55% of British people support making it compulsory to vote in general elections – but young people are less supportive
An influential think tank has recommended making it compulsory for young people to vote in the first general election they are able to, not long after US president Barack Obama said compulsory voting for everyone could be ‘transformative’. Australian citizens already face fines if they do not vote, and research suggests that compulsory voting can develop habitual engagement, lending support for the measure as a remedy to the UK’s declining voter turnout since the 1990s.
In the middle of the election campaign, YouGov asks if people have a duty to vote on May 7th, and if they should be forced.
Most British people (55%) would support making it compulsory for everyone to vote in general elections, with majority support reaching across all the political parties. YouGov research in America found a completely different picture, with 66% opposed to compulsory voting.
British 18-24 year olds, who were 23% less likely than over-65s to vote in 2010, are the only demographic to not support compulsory voting by a majority (46% support, 38% oppose). Over-60s, on the other hand, support the idea by 62-34%.
While the vast majority agree that people do have a duty to vote (80%), young people are also the least likely (68%) to think such a duty exists.
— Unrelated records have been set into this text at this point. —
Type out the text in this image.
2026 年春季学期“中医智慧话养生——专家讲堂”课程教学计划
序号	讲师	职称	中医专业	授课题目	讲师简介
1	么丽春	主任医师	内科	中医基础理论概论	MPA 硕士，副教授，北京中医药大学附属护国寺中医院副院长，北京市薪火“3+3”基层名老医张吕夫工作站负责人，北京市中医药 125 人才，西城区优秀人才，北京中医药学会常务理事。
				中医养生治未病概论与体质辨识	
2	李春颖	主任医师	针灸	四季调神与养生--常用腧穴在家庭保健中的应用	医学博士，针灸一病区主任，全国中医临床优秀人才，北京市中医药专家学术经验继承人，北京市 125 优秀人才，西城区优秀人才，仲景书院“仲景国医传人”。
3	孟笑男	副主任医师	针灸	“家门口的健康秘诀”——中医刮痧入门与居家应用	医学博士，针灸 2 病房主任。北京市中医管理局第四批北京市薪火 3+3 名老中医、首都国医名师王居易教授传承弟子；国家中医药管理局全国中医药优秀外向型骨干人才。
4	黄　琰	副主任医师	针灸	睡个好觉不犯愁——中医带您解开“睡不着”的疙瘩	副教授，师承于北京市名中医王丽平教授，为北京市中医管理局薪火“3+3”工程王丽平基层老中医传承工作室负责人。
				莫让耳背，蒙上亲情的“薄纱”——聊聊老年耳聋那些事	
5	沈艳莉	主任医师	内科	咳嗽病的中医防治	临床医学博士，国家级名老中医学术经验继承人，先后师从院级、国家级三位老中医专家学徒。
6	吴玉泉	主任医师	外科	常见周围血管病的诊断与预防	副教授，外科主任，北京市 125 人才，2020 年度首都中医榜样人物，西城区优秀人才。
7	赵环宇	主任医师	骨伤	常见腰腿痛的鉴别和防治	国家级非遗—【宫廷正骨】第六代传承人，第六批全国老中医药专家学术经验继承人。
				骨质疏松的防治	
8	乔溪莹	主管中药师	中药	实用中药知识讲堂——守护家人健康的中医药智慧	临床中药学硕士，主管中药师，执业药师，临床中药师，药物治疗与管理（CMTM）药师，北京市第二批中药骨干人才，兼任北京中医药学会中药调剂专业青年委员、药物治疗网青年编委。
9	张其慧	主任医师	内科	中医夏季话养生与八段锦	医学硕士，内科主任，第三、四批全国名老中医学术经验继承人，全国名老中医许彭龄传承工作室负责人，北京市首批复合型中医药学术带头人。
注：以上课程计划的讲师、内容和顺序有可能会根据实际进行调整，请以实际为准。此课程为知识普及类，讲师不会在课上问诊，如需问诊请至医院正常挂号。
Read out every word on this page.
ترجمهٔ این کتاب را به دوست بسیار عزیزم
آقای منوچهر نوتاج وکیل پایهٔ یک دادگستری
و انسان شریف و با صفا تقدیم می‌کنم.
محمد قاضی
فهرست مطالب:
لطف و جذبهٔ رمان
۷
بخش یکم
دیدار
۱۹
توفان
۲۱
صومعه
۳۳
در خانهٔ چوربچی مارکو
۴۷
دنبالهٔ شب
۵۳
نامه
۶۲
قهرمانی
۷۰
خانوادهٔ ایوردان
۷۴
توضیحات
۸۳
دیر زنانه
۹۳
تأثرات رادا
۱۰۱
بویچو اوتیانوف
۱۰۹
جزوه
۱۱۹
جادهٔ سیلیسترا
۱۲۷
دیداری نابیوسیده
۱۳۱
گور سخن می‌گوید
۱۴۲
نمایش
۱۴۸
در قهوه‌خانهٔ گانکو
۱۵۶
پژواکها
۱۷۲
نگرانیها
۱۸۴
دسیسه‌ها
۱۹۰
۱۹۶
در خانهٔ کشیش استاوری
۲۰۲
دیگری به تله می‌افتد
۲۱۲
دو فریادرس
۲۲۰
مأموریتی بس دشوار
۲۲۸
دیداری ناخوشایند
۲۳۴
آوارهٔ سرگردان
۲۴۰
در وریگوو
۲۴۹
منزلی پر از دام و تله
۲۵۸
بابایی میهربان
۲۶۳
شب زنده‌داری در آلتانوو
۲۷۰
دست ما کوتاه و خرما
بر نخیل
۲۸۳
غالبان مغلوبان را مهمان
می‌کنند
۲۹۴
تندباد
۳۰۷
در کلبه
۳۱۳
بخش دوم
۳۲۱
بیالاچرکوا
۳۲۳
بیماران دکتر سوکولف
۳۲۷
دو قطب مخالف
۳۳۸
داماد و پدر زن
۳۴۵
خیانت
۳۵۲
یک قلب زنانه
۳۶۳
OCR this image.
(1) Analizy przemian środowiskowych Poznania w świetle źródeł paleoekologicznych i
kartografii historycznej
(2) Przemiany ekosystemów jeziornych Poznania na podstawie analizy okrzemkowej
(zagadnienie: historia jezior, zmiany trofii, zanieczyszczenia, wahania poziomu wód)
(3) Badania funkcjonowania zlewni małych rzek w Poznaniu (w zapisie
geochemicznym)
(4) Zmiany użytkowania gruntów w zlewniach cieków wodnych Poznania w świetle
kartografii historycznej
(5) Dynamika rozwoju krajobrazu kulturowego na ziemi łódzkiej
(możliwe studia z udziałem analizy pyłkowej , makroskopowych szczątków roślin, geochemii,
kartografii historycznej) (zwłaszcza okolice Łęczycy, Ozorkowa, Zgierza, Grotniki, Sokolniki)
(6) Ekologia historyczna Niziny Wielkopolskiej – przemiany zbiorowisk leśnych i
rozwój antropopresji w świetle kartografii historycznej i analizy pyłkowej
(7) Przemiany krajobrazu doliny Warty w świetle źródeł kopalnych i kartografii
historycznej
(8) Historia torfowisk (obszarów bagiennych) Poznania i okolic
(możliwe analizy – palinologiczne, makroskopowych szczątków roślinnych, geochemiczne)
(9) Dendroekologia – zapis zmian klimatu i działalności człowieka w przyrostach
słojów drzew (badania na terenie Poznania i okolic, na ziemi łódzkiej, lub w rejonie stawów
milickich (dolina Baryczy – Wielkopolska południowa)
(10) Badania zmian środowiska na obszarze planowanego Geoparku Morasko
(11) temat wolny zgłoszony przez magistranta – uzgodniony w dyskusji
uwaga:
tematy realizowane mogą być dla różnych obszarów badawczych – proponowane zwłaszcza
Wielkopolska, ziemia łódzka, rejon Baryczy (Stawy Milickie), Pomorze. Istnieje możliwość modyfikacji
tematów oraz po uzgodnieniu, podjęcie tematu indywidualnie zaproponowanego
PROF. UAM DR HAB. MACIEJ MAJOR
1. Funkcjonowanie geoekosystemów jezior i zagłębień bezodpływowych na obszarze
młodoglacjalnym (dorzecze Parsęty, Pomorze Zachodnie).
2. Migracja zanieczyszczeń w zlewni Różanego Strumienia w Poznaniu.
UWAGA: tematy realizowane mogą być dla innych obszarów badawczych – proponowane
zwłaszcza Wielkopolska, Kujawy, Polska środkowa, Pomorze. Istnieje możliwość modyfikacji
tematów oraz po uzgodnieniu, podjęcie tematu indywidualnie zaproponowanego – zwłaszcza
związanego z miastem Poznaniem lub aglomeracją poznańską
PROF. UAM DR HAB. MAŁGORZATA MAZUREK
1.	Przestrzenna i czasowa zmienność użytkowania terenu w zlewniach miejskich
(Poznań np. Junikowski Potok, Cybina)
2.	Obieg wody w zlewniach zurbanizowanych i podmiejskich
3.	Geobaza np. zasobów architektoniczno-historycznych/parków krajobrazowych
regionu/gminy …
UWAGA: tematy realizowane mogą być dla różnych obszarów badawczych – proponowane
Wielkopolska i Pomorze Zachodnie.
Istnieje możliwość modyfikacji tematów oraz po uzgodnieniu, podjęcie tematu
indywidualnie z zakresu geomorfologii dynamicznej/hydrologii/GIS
Despite strong support for compulsory voting, British people may wish there was a better way to encourage voter engagement. Most people (53%) say it is an individual’s responsibility to decide whether to vote, rather than saying the government should work more to get people to vote (39%). And in a choice between compulsory voting and putting politics on the national curriculum, people are divided 32-32%.
In the general election of 1950, turnout was 83.9%. When Tony Blair was elected in 1997 turnout was 71.4%, but during his time in power it sunk to 59.4% in 2001 – the lowest level since 1918. This has since recovered slightly, to 65.1% in 2010.